Monday, 19 August 2013

Hello all! It's been a few days, but here's a few more pictures of work in progress on my French infantry regiment, d'Humieres,  from the War of the Grand Alliance, or Nine Years War. First up is the drummer. The information I had on him was drawn initially from the series of articles written by Mark Allen in Wargames Illustrated, from Issue 49 (I think!?) onwards. As an introductory series to uniforms and units of the period, they've been a really useful source of basic information, but as they're long out of print, I had to pop over to WI and buy a CD of scanned pages which detailed the articles. It's been worth it so far, but as with all sources, it's worth looking at others, or the original works where the information was drawn from - but more on that another time. The follow up notes in a later edition of WI (also on the CD as one of the articles), suggested that the livery for the drummer could be based on that of the regiment's Colonel-Proprietor, Louis-Francois d'Aumont, who was 'in charge' between 1689 and 1702. The yellow colours, and black and white lace are based on an illustration of a trumpeter of a cavalry unit of the d'Aumont family, and so inference is drawn that the infantry  musicians may have had the same 'uniform'. My interpretation doesn't quite match the picture of the trumpeter's clothes, and it's not clear if the white cross was used by the 1690's, but it's not a bad approximation!

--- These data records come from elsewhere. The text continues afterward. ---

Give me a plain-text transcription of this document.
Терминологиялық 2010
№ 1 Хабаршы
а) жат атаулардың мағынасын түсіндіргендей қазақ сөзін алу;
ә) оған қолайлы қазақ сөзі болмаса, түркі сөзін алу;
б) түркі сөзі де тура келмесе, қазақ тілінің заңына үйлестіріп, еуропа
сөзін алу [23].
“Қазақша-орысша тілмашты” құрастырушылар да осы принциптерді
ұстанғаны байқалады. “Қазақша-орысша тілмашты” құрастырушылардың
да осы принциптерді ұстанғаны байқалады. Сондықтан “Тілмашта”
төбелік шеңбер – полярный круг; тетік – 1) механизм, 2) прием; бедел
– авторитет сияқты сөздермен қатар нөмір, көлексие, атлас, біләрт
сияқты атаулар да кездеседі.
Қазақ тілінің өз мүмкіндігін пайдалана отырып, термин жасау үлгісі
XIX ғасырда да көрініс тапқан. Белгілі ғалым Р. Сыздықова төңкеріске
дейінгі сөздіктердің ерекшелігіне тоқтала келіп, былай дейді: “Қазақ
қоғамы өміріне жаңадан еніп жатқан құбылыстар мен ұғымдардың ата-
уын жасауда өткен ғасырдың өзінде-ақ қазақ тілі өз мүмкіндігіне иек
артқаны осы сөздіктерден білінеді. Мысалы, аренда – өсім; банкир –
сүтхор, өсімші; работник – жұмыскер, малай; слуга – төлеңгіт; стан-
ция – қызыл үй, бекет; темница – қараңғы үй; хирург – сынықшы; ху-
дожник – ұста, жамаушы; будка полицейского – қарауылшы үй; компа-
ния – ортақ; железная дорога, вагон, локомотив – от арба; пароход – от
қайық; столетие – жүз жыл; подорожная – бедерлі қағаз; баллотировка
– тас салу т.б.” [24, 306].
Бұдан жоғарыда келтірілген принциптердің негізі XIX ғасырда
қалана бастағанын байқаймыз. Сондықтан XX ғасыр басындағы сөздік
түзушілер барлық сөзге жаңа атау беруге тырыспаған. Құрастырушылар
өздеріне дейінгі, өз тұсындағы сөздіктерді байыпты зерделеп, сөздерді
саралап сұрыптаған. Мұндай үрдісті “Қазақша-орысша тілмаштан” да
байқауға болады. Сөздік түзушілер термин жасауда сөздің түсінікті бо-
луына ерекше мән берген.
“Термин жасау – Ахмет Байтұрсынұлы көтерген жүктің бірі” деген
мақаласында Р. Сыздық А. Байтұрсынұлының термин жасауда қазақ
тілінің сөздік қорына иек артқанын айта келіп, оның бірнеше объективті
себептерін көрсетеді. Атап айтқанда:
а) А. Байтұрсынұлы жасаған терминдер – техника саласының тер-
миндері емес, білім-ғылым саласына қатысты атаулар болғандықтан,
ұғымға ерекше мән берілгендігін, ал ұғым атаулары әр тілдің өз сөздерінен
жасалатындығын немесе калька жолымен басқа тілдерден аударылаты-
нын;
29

Next up are more shots of my pikemen, from different angles, showing off their grey uniforms, red cuffs, breeches and hose, and the details such as five o'clock shadow and different neck scarves and gauntlets. Little touches that just add a bit more realism!

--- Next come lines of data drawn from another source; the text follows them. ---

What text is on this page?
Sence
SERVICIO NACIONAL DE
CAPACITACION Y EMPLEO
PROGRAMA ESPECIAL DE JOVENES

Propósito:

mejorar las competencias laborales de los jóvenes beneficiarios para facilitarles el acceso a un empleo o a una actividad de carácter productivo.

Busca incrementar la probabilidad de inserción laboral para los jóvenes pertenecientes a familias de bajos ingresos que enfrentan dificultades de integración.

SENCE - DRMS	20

Finally, there's a picture of one of the standards from the regiment. This is the Drapeaux d'Ordonnance, or 'Regimental' colour; the other being the Drapeaux de Colonel, which was a white cross on a white background. French regiments normally carried one of these Colonel's colours in the first battalion, and the 'Regimental' colour. Other battalions of the same regiment would then carry 2 or even 3 of these regimental colours. I've had to repaint this Drapeaux d'Ordonnance twice, as I wasn't happy with the initial colours at first - they started out as being far too greeny-blue! It's believed that the tassels or cordeliere, were used to wrap and tie up the material of the colours when they were furled, but there's debate about how long they were, or even when they introduced - either by the start of the 17th century, or sometime after 1700!! The white cravate or scarf at the top of the colours was introduced by the French to their standards, after the Battle of Fleurus, in 1690, when French artillery fired on their own side. White sashes began to be worn by French officers, and the scarves were added, though not universally ( and sometimes not even in white), by the infantry and cavalry, to avoid 'friendly fire'! As usual, the standard is hand painted, paper sandwiched over aluminium foil and glued/stiffened with white PVA glue. The cravate is made out of green stuff, and the tassels greenstuff and twisted fuse wire.
Over the last few weeks, I've gained so much help from people on the League of Augsburg 'Fighting Talk' Forum, that I feel it's only right to offer continuing thanks to these fine fellows. Many people deserve a mention, but above all is 'Arthur' who really has come up trumps with some wonderful information on the d'Humieres regiment. More information on the unit when I have made further progress - I'm continuing on the command stand at the moment! Until next time!!

Friday, 2 August 2013

Summer time!!!!

Well it's been a while, but here's the opening salvo from a 'newish' period for me - the Nine Years war, also known as the War of the Grand Alliance. These are pikemen from Regiment d'Humieres, a French unit that served in the Neerwinden (Landen) campaign from 1693. They are based up for 'Beneath the Lily Banners' - a rule set I picked up last year, and have fallen in love with!! More info later, but at least I'm back!!